I’m trying to extract PDF files using the bro 2.0 beta, so I added the following line to share/bro/site/local.bro.
redef HTTP::extract_file_types = /application/pdf/;
However, no files are being extracted. And if I open up BroControl and print out that variable, I get this:
[BroControl] > print HTTP::extract_file_types
bro HTTP::extract_file_types = /^?(NO_DEFAULT)$?/
Is there another variable I need to set?
After you added the redef, did you do the check, install, restart dance in broctl? Brocontrol uses cached copies of the scripts so that the running scripts are only updated when you are ready with the "install" command.

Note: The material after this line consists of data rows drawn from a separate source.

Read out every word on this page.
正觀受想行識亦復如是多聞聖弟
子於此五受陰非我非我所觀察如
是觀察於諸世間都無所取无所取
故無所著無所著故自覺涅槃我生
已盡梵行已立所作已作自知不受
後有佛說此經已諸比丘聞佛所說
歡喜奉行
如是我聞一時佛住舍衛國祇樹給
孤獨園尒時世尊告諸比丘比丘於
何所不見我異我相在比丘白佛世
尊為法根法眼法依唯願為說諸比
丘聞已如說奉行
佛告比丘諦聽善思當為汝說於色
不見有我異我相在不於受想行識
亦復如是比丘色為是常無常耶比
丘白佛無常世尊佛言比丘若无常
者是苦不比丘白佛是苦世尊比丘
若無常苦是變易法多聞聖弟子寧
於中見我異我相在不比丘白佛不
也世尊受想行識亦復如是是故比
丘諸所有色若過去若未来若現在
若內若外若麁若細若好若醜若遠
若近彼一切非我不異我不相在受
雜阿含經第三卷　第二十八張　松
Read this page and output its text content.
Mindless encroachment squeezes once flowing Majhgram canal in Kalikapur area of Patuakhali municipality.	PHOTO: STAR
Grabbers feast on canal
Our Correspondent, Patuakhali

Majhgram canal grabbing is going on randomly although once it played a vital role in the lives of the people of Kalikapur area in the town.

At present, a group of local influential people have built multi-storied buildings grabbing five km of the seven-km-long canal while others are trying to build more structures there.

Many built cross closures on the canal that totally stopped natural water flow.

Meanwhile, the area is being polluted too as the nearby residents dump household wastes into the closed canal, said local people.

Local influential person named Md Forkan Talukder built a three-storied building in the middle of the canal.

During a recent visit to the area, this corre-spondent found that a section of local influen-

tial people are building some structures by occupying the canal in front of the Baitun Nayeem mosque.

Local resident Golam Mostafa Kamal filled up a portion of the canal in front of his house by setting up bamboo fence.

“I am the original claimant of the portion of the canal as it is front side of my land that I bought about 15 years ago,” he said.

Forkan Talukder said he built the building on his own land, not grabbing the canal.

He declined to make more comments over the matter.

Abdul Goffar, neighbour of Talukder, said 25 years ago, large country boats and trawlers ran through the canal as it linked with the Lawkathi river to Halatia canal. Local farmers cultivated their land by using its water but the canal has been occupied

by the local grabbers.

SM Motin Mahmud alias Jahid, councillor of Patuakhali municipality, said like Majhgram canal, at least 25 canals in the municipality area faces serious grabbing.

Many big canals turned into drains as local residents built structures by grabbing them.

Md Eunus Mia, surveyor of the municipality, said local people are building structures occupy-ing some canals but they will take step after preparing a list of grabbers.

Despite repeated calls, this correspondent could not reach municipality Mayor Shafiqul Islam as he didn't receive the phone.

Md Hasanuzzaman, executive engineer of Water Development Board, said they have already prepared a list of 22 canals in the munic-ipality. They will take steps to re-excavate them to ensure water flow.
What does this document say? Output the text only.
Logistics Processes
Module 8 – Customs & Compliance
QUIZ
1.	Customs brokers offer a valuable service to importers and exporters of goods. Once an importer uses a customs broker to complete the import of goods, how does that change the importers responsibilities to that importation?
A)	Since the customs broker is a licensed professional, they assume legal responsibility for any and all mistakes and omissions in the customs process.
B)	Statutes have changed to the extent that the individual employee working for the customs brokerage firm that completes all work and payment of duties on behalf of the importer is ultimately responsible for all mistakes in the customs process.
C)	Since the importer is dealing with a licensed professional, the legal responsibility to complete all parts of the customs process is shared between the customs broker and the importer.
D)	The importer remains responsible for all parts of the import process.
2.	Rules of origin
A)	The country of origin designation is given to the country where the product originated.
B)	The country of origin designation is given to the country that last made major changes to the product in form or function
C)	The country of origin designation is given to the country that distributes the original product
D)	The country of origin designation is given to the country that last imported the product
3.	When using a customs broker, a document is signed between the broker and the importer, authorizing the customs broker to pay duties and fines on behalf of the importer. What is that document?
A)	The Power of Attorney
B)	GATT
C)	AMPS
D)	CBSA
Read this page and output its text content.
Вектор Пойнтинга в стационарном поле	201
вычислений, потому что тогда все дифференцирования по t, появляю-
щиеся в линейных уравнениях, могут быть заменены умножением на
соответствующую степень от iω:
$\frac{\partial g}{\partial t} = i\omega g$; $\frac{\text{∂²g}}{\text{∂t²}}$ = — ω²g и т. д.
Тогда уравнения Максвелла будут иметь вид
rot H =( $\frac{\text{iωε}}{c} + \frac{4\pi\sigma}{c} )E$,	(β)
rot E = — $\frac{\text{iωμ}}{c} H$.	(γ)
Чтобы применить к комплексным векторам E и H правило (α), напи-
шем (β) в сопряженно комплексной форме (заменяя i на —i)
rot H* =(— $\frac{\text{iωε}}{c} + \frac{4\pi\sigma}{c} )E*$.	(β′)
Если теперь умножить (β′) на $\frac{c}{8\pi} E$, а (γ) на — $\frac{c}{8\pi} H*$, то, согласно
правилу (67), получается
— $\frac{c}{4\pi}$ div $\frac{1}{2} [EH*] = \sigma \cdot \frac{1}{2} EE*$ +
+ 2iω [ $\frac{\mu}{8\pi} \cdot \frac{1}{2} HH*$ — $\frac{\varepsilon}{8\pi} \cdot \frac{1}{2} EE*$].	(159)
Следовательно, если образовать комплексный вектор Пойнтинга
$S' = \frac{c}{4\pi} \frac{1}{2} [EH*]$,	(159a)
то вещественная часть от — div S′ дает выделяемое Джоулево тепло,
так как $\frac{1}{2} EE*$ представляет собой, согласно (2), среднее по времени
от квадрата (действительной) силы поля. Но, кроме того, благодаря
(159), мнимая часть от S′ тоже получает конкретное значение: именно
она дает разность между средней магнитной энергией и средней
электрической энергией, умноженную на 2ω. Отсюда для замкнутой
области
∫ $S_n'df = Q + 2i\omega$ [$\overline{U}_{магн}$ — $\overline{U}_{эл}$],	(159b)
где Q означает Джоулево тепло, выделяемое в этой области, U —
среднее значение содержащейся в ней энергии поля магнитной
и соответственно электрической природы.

Variables that you redef can also be modified at runtime with the "update" command so instead you could do check, install, update. If you use the print command before and after you should see the change reflected. There is a bug in the HTTP file extraction in the beta too where it only extracts an initial chunk of the file, it's fixed in the git repository already though.
Files will also be extracted to the spool/bro directory too (assuming you haven't changed your node.cfg) and I don't know how they will be handled upon file rotation. We haven't had time to put a lot of thought to live traffic file extraction on clusters or with BroControl so behavior is a little unknown currently.
Ah, apparently I have two left feet, since I didn’t do the check and install part of the dance.
And thanks for the tip on the HTTP extraction bug, that explains why every pdf is only 1500 bytes. :o) I’ll grab the update from the GIT repo.
Ah, apparently I have two left feet, since I didn't do the check and install part of the dance.
We don't have it documented very clearly yet (unless I'm mistaken?) so don't feel bad.
And thanks for the tip on the HTTP extraction bug, that explains why every pdf is only 1500 bytes. :o) I'll grab the update from the GIT repo.
It's in master so after you clone the repository it should already be in place.